Tuesday, March 18, 2008

"Memory Corruption"

I've been looking at several hours of video tape I took (from 1990-92) that has been sleeping in one closet or another unwatched over the past 16-18 years. Somewhat expected has been the sensation of coming face to face with several of my own personal experiences that I had forgotten happened. While watching these experiences again, most of them come back, but some seem strangely missing.

That's not too big of a deal, but what was almost completely unexpected and a bit dismaying are some experiences I have often remembered over the years, that - now that I'm watching them exactly as they happened, enshrined on the tape - I'm shocked to discover that the version in my memory, which I had believed to be spot-on accurate, is often slightly different than the version on the videotape, which I must believe - especially since I took it myself! But more on that aspect later....

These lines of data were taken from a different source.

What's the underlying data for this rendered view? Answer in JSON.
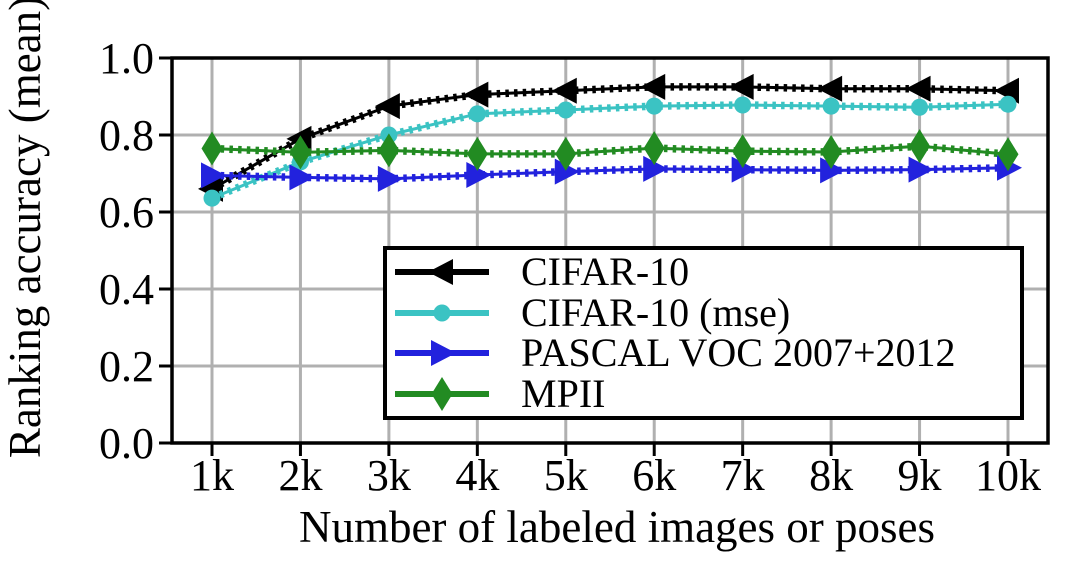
{
  "figure": {
    "background": "#ffffff",
    "plot_border_color": "#000000",
    "grid_color": "#b0b0b0",
    "tick_color": "#000000",
    "text_color": "#000000"
  },
  "chart_data": {
    "type": "line",
    "title": "",
    "xlabel": "Number of labeled images or poses",
    "ylabel": "Ranking accuracy (mean)",
    "x_tick_labels": [
      "1k",
      "2k",
      "3k",
      "4k",
      "5k",
      "6k",
      "7k",
      "8k",
      "9k",
      "10k"
    ],
    "x_values_thousands": [
      1,
      2,
      3,
      4,
      5,
      6,
      7,
      8,
      9,
      10
    ],
    "y_tick_labels": [
      "0.0",
      "0.2",
      "0.4",
      "0.6",
      "0.8",
      "1.0"
    ],
    "y_ticks": [
      0.0,
      0.2,
      0.4,
      0.6,
      0.8,
      1.0
    ],
    "ylim": [
      0.0,
      1.0
    ],
    "grid": "on",
    "line_style": "dotted-over-solid",
    "legend": {
      "position": "inside lower-right",
      "border": true
    },
    "series": [
      {
        "name": "CIFAR-10",
        "color": "#000000",
        "marker": "triangle-left",
        "values": [
          0.66,
          0.79,
          0.875,
          0.905,
          0.915,
          0.925,
          0.925,
          0.92,
          0.92,
          0.915
        ]
      },
      {
        "name": "CIFAR-10 (mse)",
        "color": "#3bc3c3",
        "marker": "circle",
        "values": [
          0.636,
          0.73,
          0.8,
          0.855,
          0.865,
          0.875,
          0.878,
          0.875,
          0.872,
          0.88
        ]
      },
      {
        "name": "PASCAL VOC 2007+2012",
        "color": "#2222dd",
        "marker": "triangle-right",
        "values": [
          0.695,
          0.69,
          0.686,
          0.696,
          0.705,
          0.712,
          0.71,
          0.708,
          0.71,
          0.715
        ]
      },
      {
        "name": "MPII",
        "color": "#228b22",
        "marker": "diamond",
        "values": [
          0.765,
          0.755,
          0.76,
          0.751,
          0.751,
          0.766,
          0.758,
          0.756,
          0.771,
          0.75
        ]
      }
    ]
  }
}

Back to forgotten memories. One example is three hours of tape I took in and around Tokyo Station on a single day in 1991. I had obviously decided to focus on Tokyo Station and I spent an entire day and evening there walking the platforms, diving into trains for a few minutes before they began a new journey (Tokyo is a terminal stop for some lines, so there's enough of a lag between arrival and the next departure in the opposite direction, to have a quick look inside), walking in the hallways of the Tokyo Station Hotel (now defunct), and walking around the surrounding station area a little.

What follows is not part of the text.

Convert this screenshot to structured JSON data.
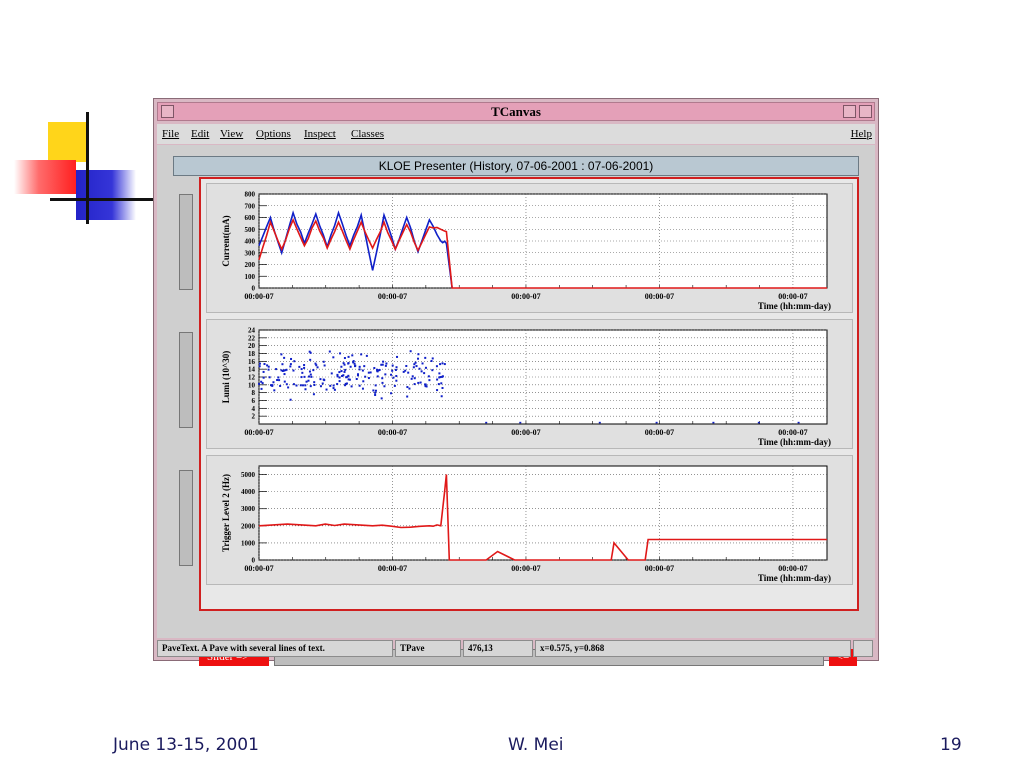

A bit of time and effort went into that, and yet I can't remember making a decision to do it... well... wait... after thinking about it for the past 36 hours or so, I seem to remember deciding to focus on something in detail instead of doing my usual deal where I would get off at one station, walk around all day in one direction or another, and then, late in the evening, look for a train line - any train line - to begin the journey home on. But it's a faint memory and I can't quite remember myself doing what I see myself doing in the video images taken that day. Obviously, spending a day exploring Tokyo Station wasn't interesting enough to me to warrant thinking about again after I had done it. And so the memory was lost, and I find myself looking at myself (I used to periodically record myself at arm's length making commentary) and the very things I saw from my own vantage point, and it almost seems like it's another person doing what I'm watching. (In one sense it was - 17 years have wrought a different man in some ways.)

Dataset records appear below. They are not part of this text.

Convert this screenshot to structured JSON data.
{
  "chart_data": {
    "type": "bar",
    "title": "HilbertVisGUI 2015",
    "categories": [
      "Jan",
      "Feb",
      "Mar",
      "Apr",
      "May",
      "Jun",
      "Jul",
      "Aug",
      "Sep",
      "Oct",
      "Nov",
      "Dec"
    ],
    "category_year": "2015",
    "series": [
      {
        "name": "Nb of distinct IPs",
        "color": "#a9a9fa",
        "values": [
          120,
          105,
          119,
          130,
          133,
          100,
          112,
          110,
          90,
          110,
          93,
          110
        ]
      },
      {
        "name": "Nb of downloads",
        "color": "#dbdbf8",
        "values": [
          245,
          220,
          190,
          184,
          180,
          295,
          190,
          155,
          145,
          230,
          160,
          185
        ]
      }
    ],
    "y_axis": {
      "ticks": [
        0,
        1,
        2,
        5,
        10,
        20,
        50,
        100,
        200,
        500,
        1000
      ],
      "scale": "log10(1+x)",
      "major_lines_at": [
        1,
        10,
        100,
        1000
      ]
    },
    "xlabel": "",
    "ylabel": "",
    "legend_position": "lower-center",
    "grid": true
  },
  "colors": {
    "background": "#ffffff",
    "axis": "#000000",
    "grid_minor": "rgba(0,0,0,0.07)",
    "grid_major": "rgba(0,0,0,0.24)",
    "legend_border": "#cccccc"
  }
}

Now... for the really disturbing aspect to looking again at my life recorded on videotape in 1991. In watching the things I have remembered and thought about over the years, I kept wondering why my memory didn't hold on to a precisely accurate recording of what happened. It was fairly accurate, but why not spot-on 100% accurate? In the middle of reviewing the tapes, I listened to a radio interview with a researcher who has been studying how people's brains work, and there was a fascinating thing that came up in the discussion about how memory works. Apparently the researchers discovered that, rather than the brain re-accessing a static recording of an event, when it is recalled and thought about, it is overwrite re-recorded! So just recalling it, thinking about it, and remembering it, alters it! Revelation! Shock! Dismay! No wonder PR and advertising work only too well! Hammer away at people and give them an altered, inaccurate version of the truth (otherwise known as lies) and the brain will have a tendency to believe the story as fact after a while.

Groan! We're doomed! Well... wait. There is recording! Writing, cameras, video.... By way of (frivolous) example, thanks to my videotape, I can now give you a far more accurate view of 1991 than I could have before revisiting 1991 via the tapes (and there are a lot of them - 20 hours for June alone). Modern TV shows and movies here in Japan now portray the "bubble economy" years as a time of living it up, but that was only true for a very tiny percentage of the population. When I see kids playing on a shitamachi street in my 1991 video, it brings to mind how inaccurate modern portrayals of the time are. And I was there! Even though I was in Japan for every single day of the bubble years, the modern movies still influenced my memories of the times! History from previous generations? I have to wonder how accurate it can be if very recent history is already distorted!

The conclusion must be that recording things (by writing them down, taking photos, etc.) is absolutely vital to maintaining some kind of accuracy in history.